Shortly after I posted Physical Fitness and Financial Fitness I ran into a Money Magazine article titled “Get Healthy, Get Wealthy.”
This was the exact point I made in my post — except with stats to back up what they said! 🙂
The Money article was several pages long, so I’ll post on it now and again to be sure we cover all the main points.
The general overview is that there are several ways you can both earn more and save yourself some money. Some of the suggestions: watch your weight, exercise regularly, get a good night’s sleep, watch your stress, plus a few others.
In this post we’ll go through some of the overall findings. In future posts we’ll focus on just one topic (i.e. how sleeping better can improve your finances).
I won’t share all of the key stats (or otherwise I’d ruin future posts), but here are some stats the article lists that apply to people near retirement:
- Average non-401k assets of healthiest 20% of older Americans: $748,500
- Average non-401k assets of least healthy 20% of older Americans: $206,500
I don’t see how they define “older Americans” in the data, but the chart next to it has ages 65 to 85 listed so it’s likely that’s what they mean.
Ok, so healthier people have an extra $500k as they hit retirement age. Maybe it’s simply that wealthier people are in better health, but we’re only at point one.
Here’s the next one (I’m reading a line chart that’s in need of extra lines, so I may be off a bit here, but they are directionally correct):
- Average annual healthcare costs of very fit people at age 85: $12k
- Average annual healthcare costs of moderately fit people at age 85: $15k
- Average annual healthcare costs of less fit people at age 85: $18k
The same relationship holds true all the way from 65 to 85. So a very healthy person pays $120k less in healthcare costs from age 65 to 85 as a less fit person. That’s real money!!!
And the final stats:
- Workers who expect to retire before 65: 24%
- Workers who do retire before 65: 69%
- Percentage of workers who cite poor health or disability as reason for early retirement: 55%
Losing just one year of work costs the average American family roughly $50k (the average annual household income in the U.S.). Imagine what losing 5 or 10 years costs!
Making the Gym Payoff
In addition to the above, Money shares some great facts on how regularly exercising can help you grow wealthy. Their first point:
“Heading to the gym has been linked to higher pay — 7% more for men, 12% for women, according to Cleveland State associate professor Vasilios Kosteas. Improved energy levels, mental acuity, and mood may be fueling the boost.”

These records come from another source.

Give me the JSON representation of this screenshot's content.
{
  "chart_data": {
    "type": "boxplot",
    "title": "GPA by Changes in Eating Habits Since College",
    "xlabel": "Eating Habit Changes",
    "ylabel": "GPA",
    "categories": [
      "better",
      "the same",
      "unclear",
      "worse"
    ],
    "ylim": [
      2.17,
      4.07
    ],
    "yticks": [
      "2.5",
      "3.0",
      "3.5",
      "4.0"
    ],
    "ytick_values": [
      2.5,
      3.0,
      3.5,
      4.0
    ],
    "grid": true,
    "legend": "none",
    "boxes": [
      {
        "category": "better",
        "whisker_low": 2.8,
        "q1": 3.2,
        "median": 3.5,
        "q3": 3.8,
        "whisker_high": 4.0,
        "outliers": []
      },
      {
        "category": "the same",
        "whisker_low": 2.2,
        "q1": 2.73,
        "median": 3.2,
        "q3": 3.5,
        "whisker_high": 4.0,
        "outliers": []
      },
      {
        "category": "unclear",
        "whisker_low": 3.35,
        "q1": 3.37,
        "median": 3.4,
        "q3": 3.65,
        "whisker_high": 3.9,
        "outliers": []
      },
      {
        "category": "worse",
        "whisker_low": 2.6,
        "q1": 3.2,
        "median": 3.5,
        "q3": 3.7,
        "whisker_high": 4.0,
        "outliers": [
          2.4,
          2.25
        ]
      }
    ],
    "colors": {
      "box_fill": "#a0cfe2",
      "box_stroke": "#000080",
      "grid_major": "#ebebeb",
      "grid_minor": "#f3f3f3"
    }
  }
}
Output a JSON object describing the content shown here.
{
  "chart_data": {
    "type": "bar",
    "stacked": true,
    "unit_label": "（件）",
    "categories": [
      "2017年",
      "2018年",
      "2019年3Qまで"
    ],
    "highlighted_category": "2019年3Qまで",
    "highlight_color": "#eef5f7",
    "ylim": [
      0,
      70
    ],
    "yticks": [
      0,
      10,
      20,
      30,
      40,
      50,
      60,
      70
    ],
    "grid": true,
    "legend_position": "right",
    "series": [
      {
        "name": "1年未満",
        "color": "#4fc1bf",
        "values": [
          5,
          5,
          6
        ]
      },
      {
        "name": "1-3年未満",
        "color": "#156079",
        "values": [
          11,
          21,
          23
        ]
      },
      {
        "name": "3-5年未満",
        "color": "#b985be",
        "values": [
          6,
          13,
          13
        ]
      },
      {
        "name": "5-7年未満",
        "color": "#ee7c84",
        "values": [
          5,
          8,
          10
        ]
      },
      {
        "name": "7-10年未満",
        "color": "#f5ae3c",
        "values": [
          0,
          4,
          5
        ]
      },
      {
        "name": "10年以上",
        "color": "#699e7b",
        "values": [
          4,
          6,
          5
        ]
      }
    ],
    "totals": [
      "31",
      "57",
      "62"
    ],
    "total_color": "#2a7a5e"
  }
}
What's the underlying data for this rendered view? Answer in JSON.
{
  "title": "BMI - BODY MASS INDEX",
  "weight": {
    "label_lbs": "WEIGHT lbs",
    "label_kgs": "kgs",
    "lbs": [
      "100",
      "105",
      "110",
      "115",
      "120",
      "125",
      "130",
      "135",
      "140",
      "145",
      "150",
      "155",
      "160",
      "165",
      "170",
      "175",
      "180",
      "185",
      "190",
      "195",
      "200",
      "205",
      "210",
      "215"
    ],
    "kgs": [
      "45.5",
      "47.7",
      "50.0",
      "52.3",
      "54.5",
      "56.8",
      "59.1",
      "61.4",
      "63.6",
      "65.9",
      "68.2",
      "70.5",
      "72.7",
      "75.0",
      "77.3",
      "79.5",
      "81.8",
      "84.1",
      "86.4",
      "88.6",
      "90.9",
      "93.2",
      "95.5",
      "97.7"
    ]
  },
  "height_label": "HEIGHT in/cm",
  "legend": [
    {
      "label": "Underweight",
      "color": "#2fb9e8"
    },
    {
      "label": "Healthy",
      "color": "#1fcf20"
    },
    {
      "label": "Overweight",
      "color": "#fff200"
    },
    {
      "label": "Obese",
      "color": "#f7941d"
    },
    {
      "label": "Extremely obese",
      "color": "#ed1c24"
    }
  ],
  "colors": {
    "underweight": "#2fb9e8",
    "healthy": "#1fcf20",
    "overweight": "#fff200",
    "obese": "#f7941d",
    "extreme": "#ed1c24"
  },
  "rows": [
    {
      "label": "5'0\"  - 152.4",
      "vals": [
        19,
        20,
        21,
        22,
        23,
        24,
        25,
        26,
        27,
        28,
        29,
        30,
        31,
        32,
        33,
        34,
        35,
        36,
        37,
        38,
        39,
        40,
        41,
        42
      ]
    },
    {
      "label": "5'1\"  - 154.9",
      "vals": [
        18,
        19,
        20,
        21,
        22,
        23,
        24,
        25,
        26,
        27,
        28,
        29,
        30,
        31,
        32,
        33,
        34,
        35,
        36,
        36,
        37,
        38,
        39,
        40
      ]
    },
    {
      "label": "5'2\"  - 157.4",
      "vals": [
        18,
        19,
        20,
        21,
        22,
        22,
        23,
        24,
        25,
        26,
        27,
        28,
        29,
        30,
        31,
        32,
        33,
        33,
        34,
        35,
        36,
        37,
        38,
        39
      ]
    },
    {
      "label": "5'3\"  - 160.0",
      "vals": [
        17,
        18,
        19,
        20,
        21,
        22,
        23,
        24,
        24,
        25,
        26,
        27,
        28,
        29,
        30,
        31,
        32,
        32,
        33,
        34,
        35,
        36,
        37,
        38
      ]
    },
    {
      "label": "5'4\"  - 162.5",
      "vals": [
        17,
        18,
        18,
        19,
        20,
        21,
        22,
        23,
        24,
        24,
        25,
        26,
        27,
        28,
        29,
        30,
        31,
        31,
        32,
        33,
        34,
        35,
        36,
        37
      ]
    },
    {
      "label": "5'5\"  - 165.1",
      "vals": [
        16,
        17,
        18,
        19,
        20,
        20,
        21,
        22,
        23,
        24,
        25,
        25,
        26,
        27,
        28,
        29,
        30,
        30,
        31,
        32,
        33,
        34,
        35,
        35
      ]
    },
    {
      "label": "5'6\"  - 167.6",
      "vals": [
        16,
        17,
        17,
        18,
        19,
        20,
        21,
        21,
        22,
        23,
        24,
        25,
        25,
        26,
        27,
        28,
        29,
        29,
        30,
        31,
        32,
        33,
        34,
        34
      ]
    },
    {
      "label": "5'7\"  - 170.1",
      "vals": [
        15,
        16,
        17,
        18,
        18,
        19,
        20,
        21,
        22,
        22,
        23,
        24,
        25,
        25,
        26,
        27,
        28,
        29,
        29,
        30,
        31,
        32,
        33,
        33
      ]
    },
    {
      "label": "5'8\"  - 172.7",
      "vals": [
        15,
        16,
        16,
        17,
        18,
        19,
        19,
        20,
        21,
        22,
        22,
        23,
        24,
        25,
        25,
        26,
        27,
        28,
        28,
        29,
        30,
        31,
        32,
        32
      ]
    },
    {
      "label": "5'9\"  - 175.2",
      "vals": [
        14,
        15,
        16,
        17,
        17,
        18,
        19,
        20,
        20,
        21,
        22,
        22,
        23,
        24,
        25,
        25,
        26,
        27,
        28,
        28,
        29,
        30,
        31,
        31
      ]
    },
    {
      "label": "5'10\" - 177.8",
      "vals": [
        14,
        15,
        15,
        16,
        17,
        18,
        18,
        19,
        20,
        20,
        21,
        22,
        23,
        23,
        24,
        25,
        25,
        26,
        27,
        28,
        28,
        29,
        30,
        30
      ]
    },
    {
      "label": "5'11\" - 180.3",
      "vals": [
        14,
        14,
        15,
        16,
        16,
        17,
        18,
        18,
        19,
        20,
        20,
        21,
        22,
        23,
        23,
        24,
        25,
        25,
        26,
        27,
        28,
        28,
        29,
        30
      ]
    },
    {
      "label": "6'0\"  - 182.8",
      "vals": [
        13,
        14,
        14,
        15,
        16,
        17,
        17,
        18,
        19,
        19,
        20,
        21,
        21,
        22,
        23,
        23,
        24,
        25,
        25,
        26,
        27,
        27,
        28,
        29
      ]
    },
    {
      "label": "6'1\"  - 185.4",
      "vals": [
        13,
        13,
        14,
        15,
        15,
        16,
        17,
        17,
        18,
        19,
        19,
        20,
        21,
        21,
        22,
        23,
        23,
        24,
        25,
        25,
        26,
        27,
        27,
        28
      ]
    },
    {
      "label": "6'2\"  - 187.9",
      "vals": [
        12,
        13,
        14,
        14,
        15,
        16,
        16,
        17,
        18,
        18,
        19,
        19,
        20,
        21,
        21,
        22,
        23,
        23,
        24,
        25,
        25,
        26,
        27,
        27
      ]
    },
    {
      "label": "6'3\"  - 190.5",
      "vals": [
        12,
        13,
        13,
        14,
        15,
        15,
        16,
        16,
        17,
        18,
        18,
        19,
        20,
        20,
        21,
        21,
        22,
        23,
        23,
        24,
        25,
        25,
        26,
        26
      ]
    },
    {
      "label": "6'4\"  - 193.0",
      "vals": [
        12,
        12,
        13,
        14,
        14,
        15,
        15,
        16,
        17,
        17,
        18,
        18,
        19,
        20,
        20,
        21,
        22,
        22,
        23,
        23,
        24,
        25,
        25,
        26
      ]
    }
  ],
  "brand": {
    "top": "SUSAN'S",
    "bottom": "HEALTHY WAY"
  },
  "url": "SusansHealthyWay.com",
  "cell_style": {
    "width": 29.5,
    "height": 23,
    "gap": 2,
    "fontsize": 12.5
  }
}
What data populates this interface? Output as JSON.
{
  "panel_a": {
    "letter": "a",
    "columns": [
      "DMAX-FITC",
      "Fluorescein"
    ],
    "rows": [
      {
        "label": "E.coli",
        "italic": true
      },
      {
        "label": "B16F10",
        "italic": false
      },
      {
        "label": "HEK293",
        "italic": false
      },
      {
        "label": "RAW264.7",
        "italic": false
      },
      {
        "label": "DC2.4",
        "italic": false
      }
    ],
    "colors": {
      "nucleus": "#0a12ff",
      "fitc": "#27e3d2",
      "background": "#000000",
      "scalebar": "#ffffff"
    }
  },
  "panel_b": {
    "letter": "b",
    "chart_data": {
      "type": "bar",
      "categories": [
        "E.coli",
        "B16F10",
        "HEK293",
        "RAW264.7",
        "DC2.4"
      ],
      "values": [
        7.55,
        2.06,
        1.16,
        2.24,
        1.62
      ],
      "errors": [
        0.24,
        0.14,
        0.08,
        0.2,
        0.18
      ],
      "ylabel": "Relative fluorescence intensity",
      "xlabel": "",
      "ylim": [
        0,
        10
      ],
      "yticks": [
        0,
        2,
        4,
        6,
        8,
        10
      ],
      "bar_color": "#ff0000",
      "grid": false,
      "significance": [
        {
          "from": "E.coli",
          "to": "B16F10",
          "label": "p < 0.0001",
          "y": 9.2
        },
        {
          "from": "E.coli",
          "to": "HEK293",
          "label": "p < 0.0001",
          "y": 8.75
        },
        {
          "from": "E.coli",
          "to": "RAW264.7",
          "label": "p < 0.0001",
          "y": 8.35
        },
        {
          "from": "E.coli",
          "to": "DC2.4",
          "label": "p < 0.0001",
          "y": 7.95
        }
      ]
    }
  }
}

Let me make one other assertion here that is impacted by this topic as well as many of the health-related issues we’ll touch on during this series: my guess is that exercising ends up making you more attractive. And as I’ve shown, being attractive is one of the key steps to growing your income.
Now let’s go back to the numbers listed above. Do you know how HUGE 7% more pay can be? We’ve already shown that if you start a career today earning $40k and average 3% raises over 45 years that you’ll earn $3.7 million over your career. If you earn 7% more than that, that’s an extra $259k!!! Very nice!!!
The article goes on:
“And, of course, exercise also helps protect you from numerous costly ailments, from diabetes to stroke, with lasting, sometimes unexpected benefits. For instance, studies show that midlife fitness leads not only to lower medical costs in retirement but also to bigger nest eggs.”
So you make more AND you save more? How cool is this? (I’d argue that your quality of life is probably better as well.)
The best news is that you don’t have to be an Olympic athlete to get these benefits. You can go the high road if you like. According to Money:
“A personal trainer can be worth it if he or she helps you establish and reach goals.”
This is what I have done by hiring my trainer. Worth every penny.
But you don’t have to do this. Money suggests a simple walking or running program can give you most of the benefits you’ll need. And there are so many free apps these days that can help you track and measure your progress, it’s easy to set goals and see if you’re meeting them.
Just Getting Started
The above should get you interested in the health/wealth relationship if you aren’t already.